If Worldcoin takes off like it plans, they may regret not keeping quiet about that last sentence because central banks did a good job of killing off Meta-founded Diem.
The remittance point is an interesting one, because a considerable proportion of the initial two million users of the platform are from emerging economies. Worldcoin has been criticized for exploiting people by encouraging them to have their eyes scanned in return for small amounts of cash and WLD tokens. It’s more concerning if that’s children rather than adults.
These early users in emerging economies have a three fold purpose. They help the startup to perfect the hardware, software and process. They grow the user numbers to two million for launch to help pump the token. And maybe, once there’s sufficient traction, they use the wallet for remittances, probably with some additional crypto incentives.
The Orb is the moat
The crypto sector is highly competitive. For example, the Uniswap decentralized exchange was quickly copied by SushiSwap, which is still a serious competitor.

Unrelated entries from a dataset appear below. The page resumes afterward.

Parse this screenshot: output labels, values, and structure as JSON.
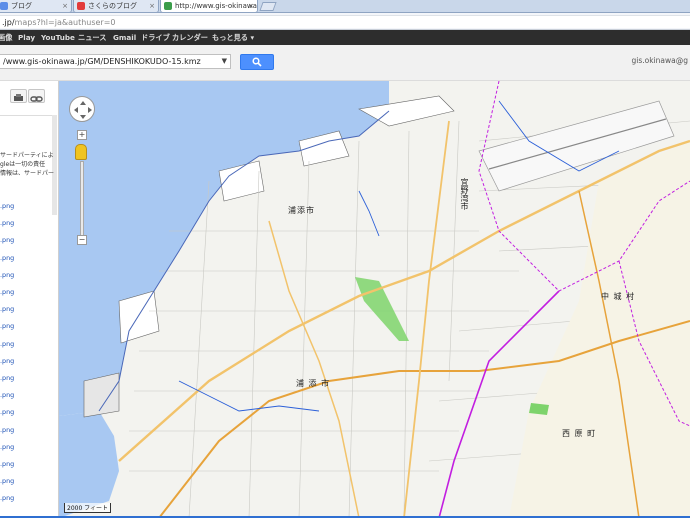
{
  "browser": {
    "tabs": [
      {
        "label": "ブログ"
      },
      {
        "label": "さくらのブログ"
      },
      {
        "label": "http://www.gis-okinawa.jp"
      }
    ],
    "url_prefix": ".jp/",
    "url_rest": "maps?hl=ja&authuser=0"
  },
  "gbar": {
    "items": [
      "画像",
      "Play",
      "YouTube",
      "ニュース",
      "Gmail",
      "ドライブ",
      "カレンダー",
      "もっと見る ▾"
    ]
  },
  "search": {
    "value": "/www.gis-okinawa.jp/GM/DENSHIKOKUDO-15.kmz",
    "button_icon": "search-icon",
    "user": "gis.okinawa@g"
  },
  "leftpanel": {
    "note_lines": [
      "サードパーティによ",
      "gleは一切の責任",
      "情報は、サードパー"
    ],
    "files": [
      ".png",
      ".png",
      ".png",
      ".png",
      ".png",
      ".png",
      ".png",
      ".png",
      ".png",
      ".png",
      ".png",
      ".png",
      ".png",
      ".png",
      ".png",
      ".png",
      ".png",
      ".png"
    ]
  },
  "map": {
    "labels": {
      "urasoe_north": "浦添市",
      "urasoe_center": "浦 添 市",
      "ginowan": "宜野湾市",
      "nakagusuku": "中 城 村",
      "nishihara": "西 原 町"
    },
    "zoom_in": "+",
    "zoom_out": "−",
    "scale": "2000 フィート"
  },
  "colors": {
    "sea": "#a8c8f2",
    "map_bg": "#f3f3ef",
    "road_major": "#f2c36b",
    "road_primary": "#e7a33b",
    "boundary": "#c21ee0",
    "park": "#7ed36b",
    "river": "#2b5fd8"
  }
}
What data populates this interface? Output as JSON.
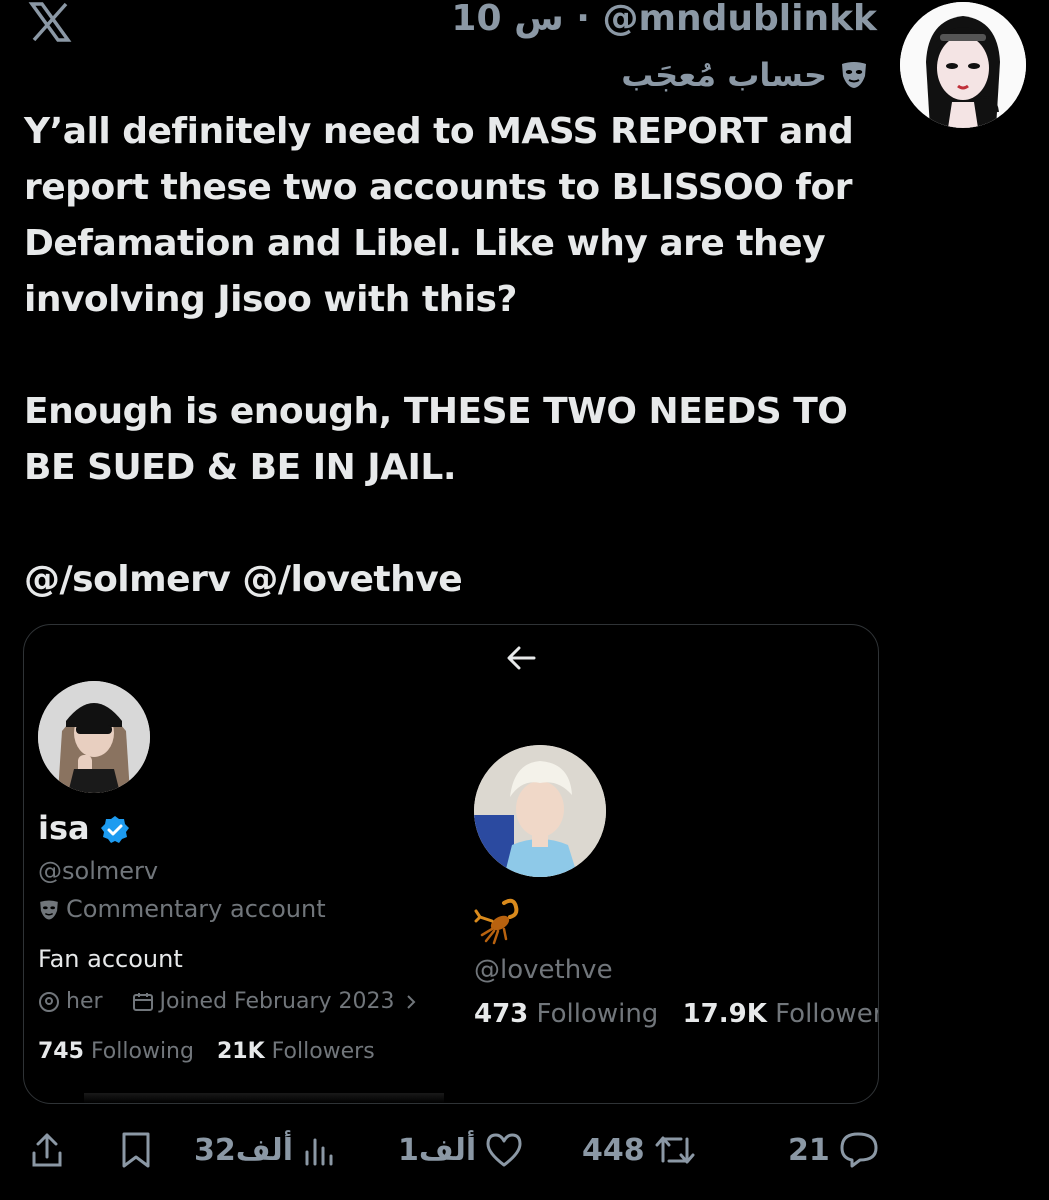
{
  "header": {
    "meta_line": "10 س · @mndublinkk",
    "account_label": "حساب مُعجَب"
  },
  "tweet": {
    "paragraphs": [
      "Y’all definitely need to MASS REPORT and report these two accounts to BLISSOO for Defamation and Libel. Like why are they involving Jisoo with this?",
      "Enough is enough, THESE TWO NEEDS TO BE SUED & BE IN JAIL.",
      "@/solmerv @/lovethve"
    ]
  },
  "card": {
    "left_profile": {
      "name": "isa",
      "handle": "@solmerv",
      "label": "Commentary account",
      "bio": "Fan account",
      "pronouns": "her",
      "joined": "Joined February 2023",
      "following_count": "745",
      "following_label": "Following",
      "followers_count": "21K",
      "followers_label": "Followers"
    },
    "right_profile": {
      "handle": "@lovethve",
      "following_count": "473",
      "following_label": "Following",
      "followers_count": "17.9K",
      "followers_label": "Followers"
    }
  },
  "actions": {
    "views": "32ألف",
    "likes": "1ألف",
    "retweets": "448",
    "replies": "21"
  },
  "colors": {
    "background": "#000000",
    "text_primary": "#e7e9ea",
    "text_secondary": "#71767b",
    "verified_blue": "#1d9bf0",
    "border": "#2f3336"
  },
  "icons": [
    "x-logo-icon",
    "mask-icon",
    "back-arrow-icon",
    "verified-badge-icon",
    "location-icon",
    "calendar-icon",
    "chevron-right-icon",
    "scorpion-icon",
    "share-icon",
    "bookmark-icon",
    "views-icon",
    "like-icon",
    "retweet-icon",
    "reply-icon"
  ]
}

The team behind Worldcoin are upfront that they are very much a for profit outfit. Whatever the talk of decentralization, for most businesses the goal is to be a monopoly in its niche. That involves some kind of a moat. Network effects work as a moat, but it can take time to build a flywheel. In the meantime, having a custom hardware unit like the Orb for iris scans acts as a moat.
While much of the Orb design code is publicly available, the license means people can’t use it before (roughly) February 2027.

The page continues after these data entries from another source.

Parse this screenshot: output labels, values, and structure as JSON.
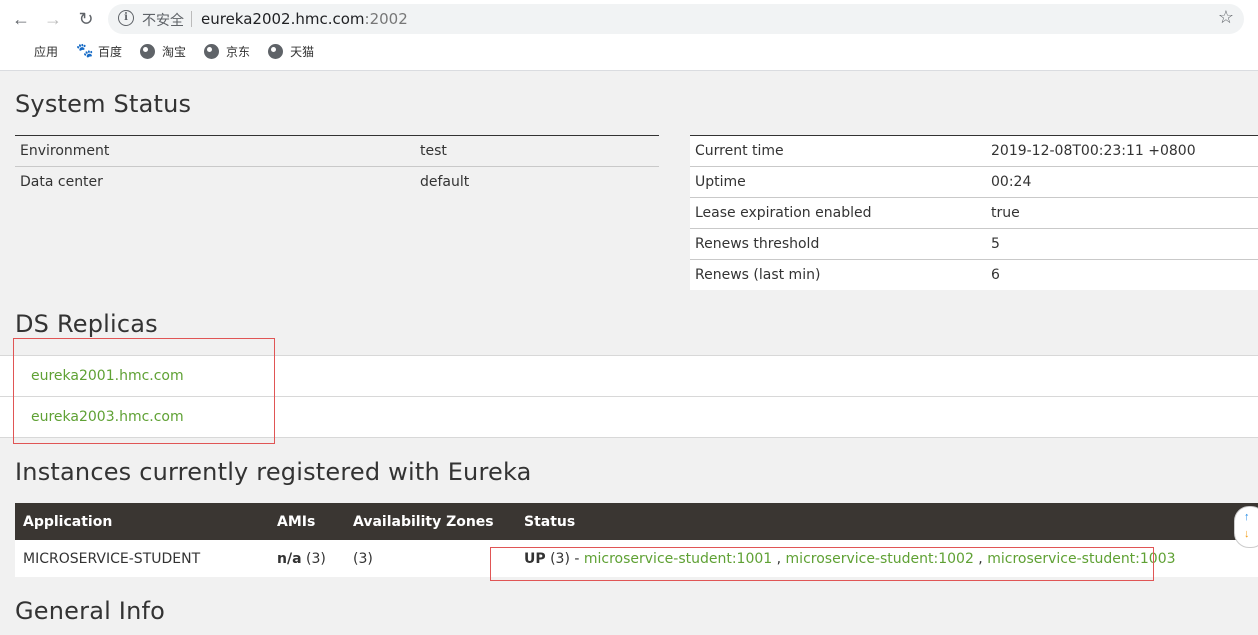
{
  "browser": {
    "back": "←",
    "forward": "→",
    "reload": "↻",
    "info": "i",
    "insecure_label": "不安全",
    "url_host": "eureka2002.hmc.com",
    "url_port": ":2002",
    "star": "☆",
    "bookmarks": [
      {
        "icon": "apps-icon",
        "label": "应用"
      },
      {
        "icon": "paw-icon",
        "label": "百度"
      },
      {
        "icon": "globe-icon",
        "label": "淘宝"
      },
      {
        "icon": "globe-icon",
        "label": "京东"
      },
      {
        "icon": "globe-icon",
        "label": "天猫"
      }
    ]
  },
  "system_status": {
    "title": "System Status",
    "left": [
      {
        "key": "Environment",
        "value": "test"
      },
      {
        "key": "Data center",
        "value": "default"
      }
    ],
    "right": [
      {
        "key": "Current time",
        "value": "2019-12-08T00:23:11 +0800"
      },
      {
        "key": "Uptime",
        "value": "00:24"
      },
      {
        "key": "Lease expiration enabled",
        "value": "true"
      },
      {
        "key": "Renews threshold",
        "value": "5"
      },
      {
        "key": "Renews (last min)",
        "value": "6"
      }
    ]
  },
  "ds_replicas": {
    "title": "DS Replicas",
    "items": [
      "eureka2001.hmc.com",
      "eureka2003.hmc.com"
    ]
  },
  "instances": {
    "title": "Instances currently registered with Eureka",
    "headers": [
      "Application",
      "AMIs",
      "Availability Zones",
      "Status"
    ],
    "rows": [
      {
        "application": "MICROSERVICE-STUDENT",
        "amis_bold": "n/a",
        "amis_count": " (3)",
        "zones": "(3)",
        "status_bold": "UP",
        "status_count": " (3) - ",
        "links": [
          "microservice-student:1001",
          "microservice-student:1002",
          "microservice-student:1003"
        ],
        "link_sep": " , "
      }
    ]
  },
  "general_info": {
    "title": "General Info"
  },
  "colors": {
    "header_bg": "#3a3632",
    "link": "#5fa134",
    "annotation": "#e05555"
  },
  "scroll": {
    "up": "↑",
    "down": "↓"
  }
}
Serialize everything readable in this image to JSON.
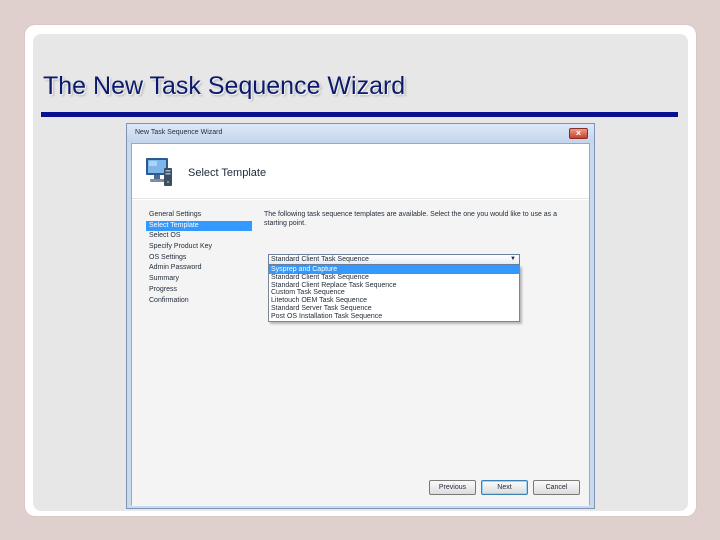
{
  "slide": {
    "title": "The New Task Sequence Wizard"
  },
  "dialog": {
    "title": "New Task Sequence Wizard",
    "close_label": "×",
    "header_icon": "computer-icon",
    "page_title": "Select Template",
    "steps": [
      "General Settings",
      "Select Template",
      "Select OS",
      "Specify Product Key",
      "OS Settings",
      "Admin Password",
      "Summary",
      "Progress",
      "Confirmation"
    ],
    "active_step": "Select Template",
    "description": "The following task sequence templates are available. Select the one you would like to use as a starting point.",
    "template_combo": {
      "value": "Standard Client Task Sequence",
      "arrow": "▼"
    },
    "template_options": [
      "Sysprep and Capture",
      "Standard Client Task Sequence",
      "Standard Client Replace Task Sequence",
      "Custom Task Sequence",
      "Litetouch OEM Task Sequence",
      "Standard Server Task Sequence",
      "Post OS Installation Task Sequence"
    ],
    "selected_option": "Sysprep and Capture",
    "buttons": {
      "previous": "Previous",
      "next": "Next",
      "cancel": "Cancel"
    }
  },
  "colors": {
    "title_text": "#0c1a6b",
    "title_rule": "#0a1190",
    "selection": "#3399ff",
    "background": "#dfcfcd"
  }
}
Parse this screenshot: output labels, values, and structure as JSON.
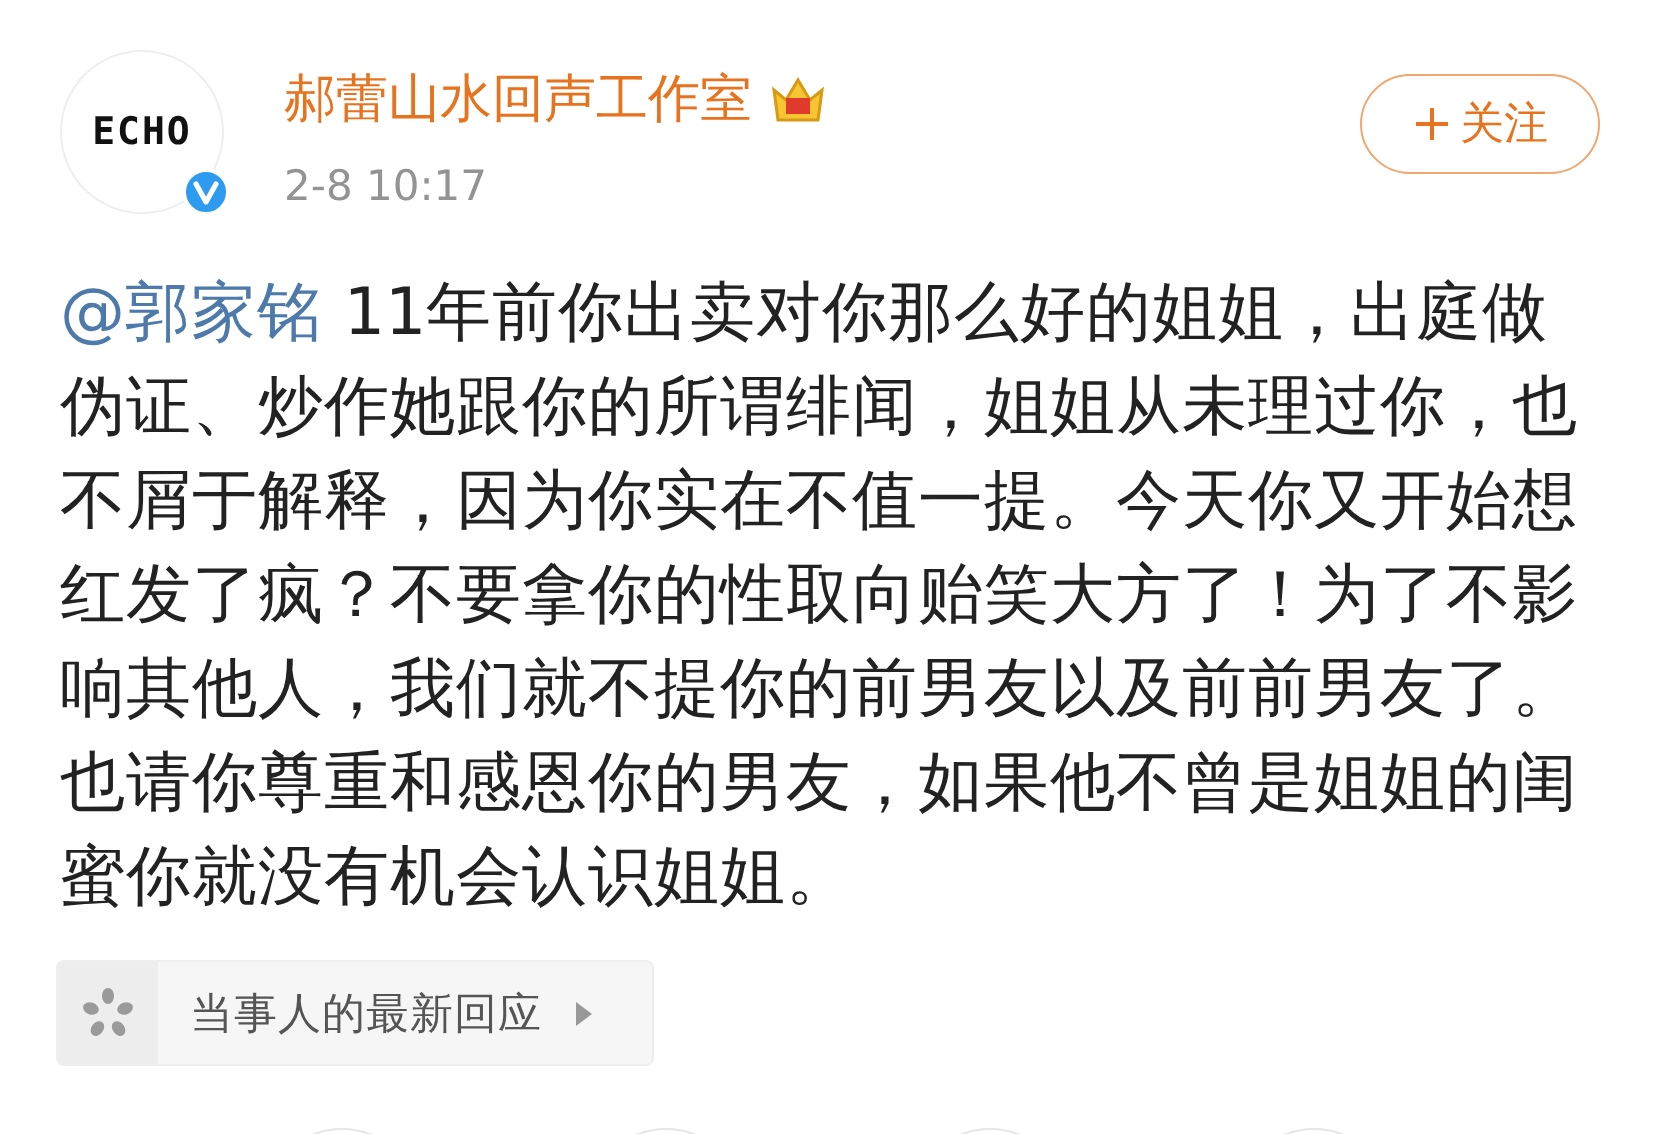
{
  "author": {
    "name": "郝蕾山水回声工作室",
    "time": "2-8 10:17",
    "avatar_logo": "ECHO",
    "verified": true
  },
  "follow_button": {
    "label": "关注"
  },
  "post": {
    "mention": "@郭家铭",
    "text": " 11年前你出卖对你那么好的姐姐，出庭做伪证、炒作她跟你的所谓绯闻，姐姐从未理过你，也不屑于解释，因为你实在不值一提。今天你又开始想红发了疯？不要拿你的性取向贻笑大方了！为了不影响其他人，我们就不提你的前男友以及前前男友了。也请你尊重和感恩你的男友，如果他不曾是姐姐的闺蜜你就没有机会认识姐姐。"
  },
  "topic_card": {
    "label": "当事人的最新回应"
  }
}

Does it really need the custom hardware? Arguably it could have used existing high resolution iris scanner equipment. However, the real issue is hardware security and ensuring there’s no retention of the iris scans. That’s enough of an argument that the Orb is a necessity and it just happens to create a four year business moat.
The WLD token
Last but not least is the WLD token. It’s not just a token that could power the world’s identity and is backed by OpenAi founder Sam Altman. No. “It may eventually support a path to AI-funded UBI (universal basic income).” That one is probably more targeted at the crypto crowd accustomed to tokens unlocking future benefits.

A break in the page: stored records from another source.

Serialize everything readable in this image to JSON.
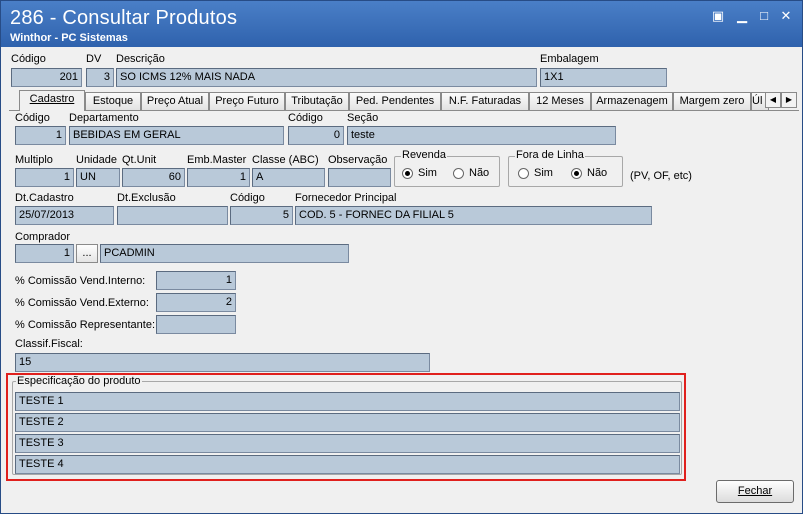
{
  "window": {
    "title": "286 - Consultar Produtos",
    "subtitle": "Winthor - PC Sistemas"
  },
  "header": {
    "codigo_label": "Código",
    "codigo": "201",
    "dv_label": "DV",
    "dv": "3",
    "descricao_label": "Descrição",
    "descricao": "SO ICMS 12% MAIS NADA",
    "embalagem_label": "Embalagem",
    "embalagem": "1X1"
  },
  "tabs": [
    {
      "label": "Cadastro"
    },
    {
      "label": "Estoque"
    },
    {
      "label": "Preço Atual"
    },
    {
      "label": "Preço Futuro"
    },
    {
      "label": "Tributação"
    },
    {
      "label": "Ped. Pendentes"
    },
    {
      "label": "N.F. Faturadas"
    },
    {
      "label": "12 Meses"
    },
    {
      "label": "Armazenagem"
    },
    {
      "label": "Margem zero"
    },
    {
      "label": "Úl"
    }
  ],
  "cadastro": {
    "codigo_label": "Código",
    "codigo": "1",
    "departamento_label": "Departamento",
    "departamento": "BEBIDAS EM GERAL",
    "codigo2_label": "Código",
    "codigo2": "0",
    "secao_label": "Seção",
    "secao": "teste",
    "multiplo_label": "Multiplo",
    "multiplo": "1",
    "unidade_label": "Unidade",
    "unidade": "UN",
    "qtunit_label": "Qt.Unit",
    "qtunit": "60",
    "embmaster_label": "Emb.Master",
    "embmaster": "1",
    "classe_label": "Classe (ABC)",
    "classe": "A",
    "observacao_label": "Observação",
    "observacao": "",
    "revenda_label": "Revenda",
    "revenda_sim": "Sim",
    "revenda_nao": "Não",
    "foralinha_label": "Fora de Linha",
    "foralinha_sim": "Sim",
    "foralinha_nao": "Não",
    "pv_note": "(PV, OF, etc)",
    "dtcadastro_label": "Dt.Cadastro",
    "dtcadastro": "25/07/2013",
    "dtexclusao_label": "Dt.Exclusão",
    "dtexclusao": "",
    "codigo3_label": "Código",
    "codigo3": "5",
    "fornecedor_label": "Fornecedor Principal",
    "fornecedor": "COD. 5 - FORNEC DA FILIAL 5",
    "comprador_label": "Comprador",
    "comprador_codigo": "1",
    "comprador_btn": "...",
    "comprador": "PCADMIN",
    "comissao_interno_label": "% Comissão Vend.Interno:",
    "comissao_interno": "1",
    "comissao_externo_label": "% Comissão Vend.Externo:",
    "comissao_externo": "2",
    "comissao_rep_label": "% Comissão Representante:",
    "comissao_rep": "",
    "classif_label": "Classif.Fiscal:",
    "classif": "15",
    "spec_label": "Especificação do produto",
    "spec": [
      "TESTE 1",
      "TESTE 2",
      "TESTE 3",
      "TESTE 4"
    ]
  },
  "footer": {
    "fechar": "Fechar"
  }
}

The supply at launch was 143 million tokens, of which 100 million was ‘loaned’ to market makers for three months.
A quarter of the tokens is retained by insiders, with 9.8% going to the initial development team. The 25% share was expanded from 20% two years ago.
The other three quarters goes to the community, including up to 15% for the network operations and ecosystem.
The WLD token price already experienced a wild rid, doubling from an open of $1.66 to reach $3.30 but falling back to $2.12 in a single day. Currently the market capitalization is $228 million.
One fly in the ointment was the timing of the recent crypto crackdown in the United States. That means you can have your eyes scanned in the U.S. for a World ID, but you can’t receive a Worldcoin token. So for now, it’s the World minus the U.S.